Laminin induces neural differentiation and neurite outgrowth via α6β1 integrin receptors so laminin in your case is better candidate. However, we showed that type of DI water in media is so important in cell attachment on flask. If you make your media please JUST add DI water from a company (milipore) and not from your laboratory. It is so important owing to effect of pH and some residue in water.
I agree that Laminin is most likely the best. One thing to keep in mind is that protein tends to bind with variable efficiency to glass. This means that the affective concentration may be much lower than your solution concentration. There are multiple treatment that can improve coating (Bind sylane for example works well). Another thing to consider is the rigidity (stiffness) of the substrate. The normal environment is soft while glass is very rigid. For fibronectin, I find that first coating the glass with gelatin (denatured collagen. 1mg/ml) and then allowing the FN to bind naturally to this first coat produces very different cell behavior even when cells have no receptor for collagen.
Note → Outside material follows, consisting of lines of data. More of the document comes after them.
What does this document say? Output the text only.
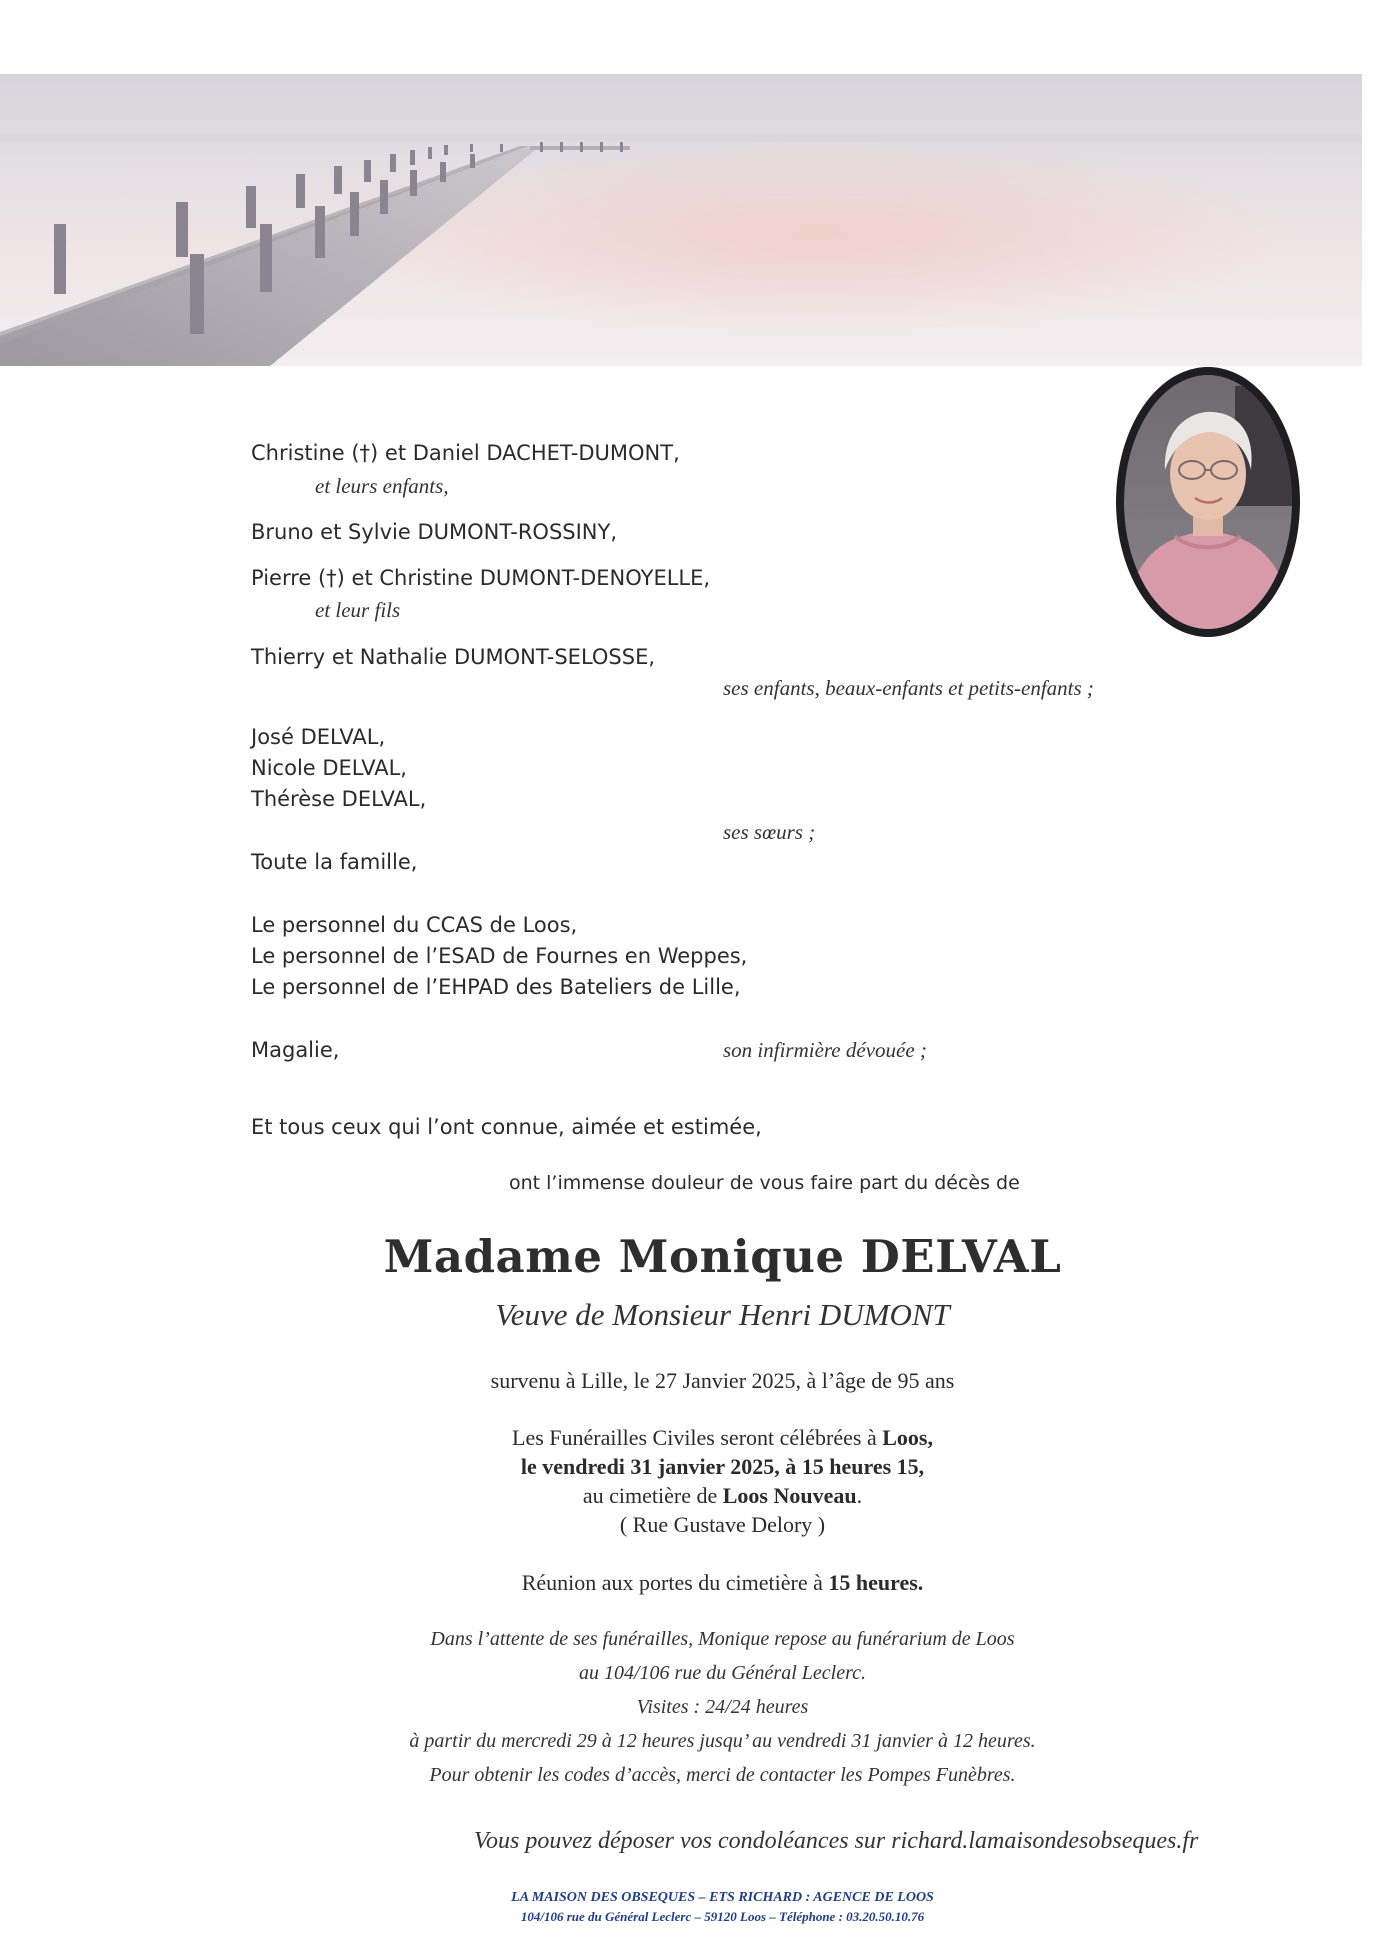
Christine (†) et Daniel DACHET-DUMONT,
et leurs enfants,
Bruno et Sylvie DUMONT-ROSSINY,
Pierre (†) et Christine DUMONT-DENOYELLE,
et leur fils
Thierry et Nathalie DUMONT-SELOSSE,
ses enfants, beaux-enfants et petits-enfants ;
José DELVAL,
Nicole DELVAL,
Thérèse DELVAL,
ses sœurs ;
Toute la famille,
Le personnel du CCAS de Loos,
Le personnel de l’ESAD de Fournes en Weppes,
Le personnel de l’EHPAD des Bateliers de Lille,
Magalie,	son infirmière dévouée ;
Et tous ceux qui l’ont connue, aimée et estimée,
ont l’immense douleur de vous faire part du décès de
Madame Monique DELVAL
Veuve de Monsieur Henri DUMONT
survenu à Lille, le 27 Janvier 2025, à l’âge de 95 ans
Les Funérailles Civiles seront célébrées à Loos,
le vendredi 31 janvier 2025, à 15 heures 15,
au cimetière de Loos Nouveau.
( Rue Gustave Delory )
Réunion aux portes du cimetière à 15 heures.
Dans l’attente de ses funérailles, Monique repose au funérarium de Loos
au 104/106 rue du Général Leclerc.
Visites : 24/24 heures
à partir du mercredi 29 à 12 heures jusqu’ au vendredi 31 janvier à 12 heures.
Pour obtenir les codes d’accès, merci de contacter les Pompes Funèbres.
Vous pouvez déposer vos condoléances sur richard.lamaisondesobseques.fr
LA MAISON DES OBSEQUES – ETS RICHARD : AGENCE DE LOOS
104/106 rue du Général Leclerc – 59120 Loos – Téléphone : 03.20.50.10.76
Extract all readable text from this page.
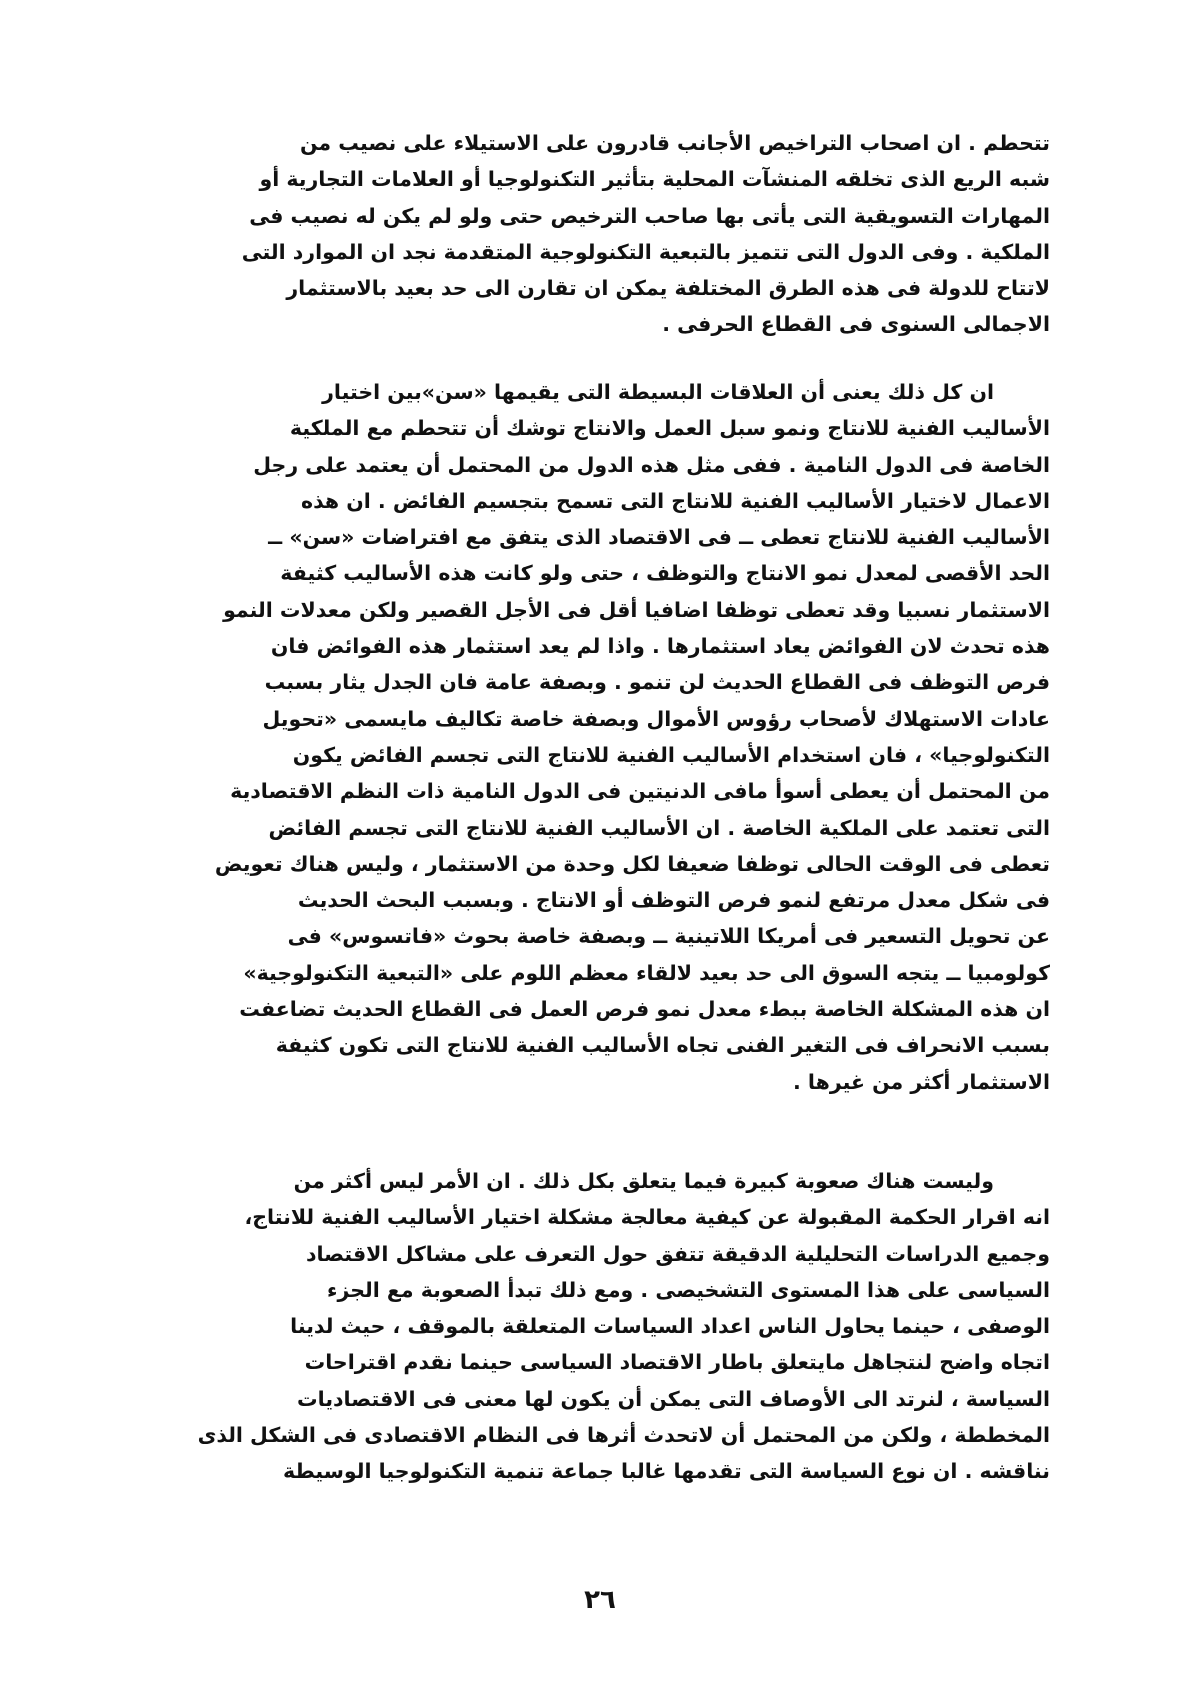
تتحطم . ان اصحاب التراخيص الأجانب قادرون على الاستيلاء على نصيب من
شبه الريع الذى تخلقه المنشآت المحلية بتأثير التكنولوجيا أو العلامات التجارية أو
المهارات التسويقية التى يأتى بها صاحب الترخيص حتى ولو لم يكن له نصيب فى
الملكية . وفى الدول التى تتميز بالتبعية التكنولوجية المتقدمة نجد ان الموارد التى
لاتتاح للدولة فى هذه الطرق المختلفة يمكن ان تقارن الى حد بعيد بالاستثمار
الاجمالى السنوى فى القطاع الحرفى .
ان كل ذلك يعنى أن العلاقات البسيطة التى يقيمها «سن»بين اختيار
الأساليب الفنية للانتاج ونمو سبل العمل والانتاج توشك أن تتحطم مع الملكية
الخاصة فى الدول النامية . ففى مثل هذه الدول من المحتمل أن يعتمد على رجل
الاعمال لاختيار الأساليب الفنية للانتاج التى تسمح بتجسيم الفائض . ان هذه
الأساليب الفنية للانتاج تعطى ــ فى الاقتصاد الذى يتفق مع افتراضات «سن» ــ
الحد الأقصى لمعدل نمو الانتاج والتوظف ، حتى ولو كانت هذه الأساليب كثيفة
الاستثمار نسبيا وقد تعطى توظفا اضافيا أقل فى الأجل القصير ولكن معدلات النمو
هذه تحدث لان الفوائض يعاد استثمارها . واذا لم يعد استثمار هذه الفوائض فان
فرص التوظف فى القطاع الحديث لن تنمو . وبصفة عامة فان الجدل يثار بسبب
عادات الاستهلاك لأصحاب رؤوس الأموال وبصفة خاصة تكاليف مايسمى «تحويل
التكنولوجيا» ، فان استخدام الأساليب الفنية للانتاج التى تجسم الفائض يكون
من المحتمل أن يعطى أسوأ مافى الدنيتين فى الدول النامية ذات النظم الاقتصادية
التى تعتمد على الملكية الخاصة . ان الأساليب الفنية للانتاج التى تجسم الفائض
تعطى فى الوقت الحالى توظفا ضعيفا لكل وحدة من الاستثمار ، وليس هناك تعويض
فى شكل معدل مرتفع لنمو فرص التوظف أو الانتاج . وبسبب البحث الحديث
عن تحويل التسعير فى أمريكا اللاتينية ــ وبصفة خاصة بحوث «فاتسوس» فى
كولومبيا ــ يتجه السوق الى حد بعيد لالقاء معظم اللوم على «التبعية التكنولوجية»
ان هذه المشكلة الخاصة ببطء معدل نمو فرص العمل فى القطاع الحديث تضاعفت
بسبب الانحراف فى التغير الفنى تجاه الأساليب الفنية للانتاج التى تكون كثيفة
الاستثمار أكثر من غيرها .
وليست هناك صعوبة كبيرة فيما يتعلق بكل ذلك . ان الأمر ليس أكثر من
انه اقرار الحكمة المقبولة عن كيفية معالجة مشكلة اختيار الأساليب الفنية للانتاج،
وجميع الدراسات التحليلية الدقيقة تتفق حول التعرف على مشاكل الاقتصاد
السياسى على هذا المستوى التشخيصى . ومع ذلك تبدأ الصعوبة مع الجزء
الوصفى ، حينما يحاول الناس اعداد السياسات المتعلقة بالموقف ، حيث لدينا
اتجاه واضح لنتجاهل مايتعلق باطار الاقتصاد السياسى حينما نقدم اقتراحات
السياسة ، لنرتد الى الأوصاف التى يمكن أن يكون لها معنى فى الاقتصاديات
المخططة ، ولكن من المحتمل أن لاتحدث أثرها فى النظام الاقتصادى فى الشكل الذى
نناقشه . ان نوع السياسة التى تقدمها غالبا جماعة تنمية التكنولوجيا الوسيطة
٢٦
Collagen type I is the most commonly used coating protein as it keeps the cells in their original morphology . While the cells grown on plastic usually attain the flattened morphology and stick to the bottom of the tissue culture dish. In my opinion neuroblastoma cells should grow fine on the plastic culture dishes but if you want to be sure that your culture conditions are same as invivo you can try collagen type I as I have used that for growing primary chondrocyte culture.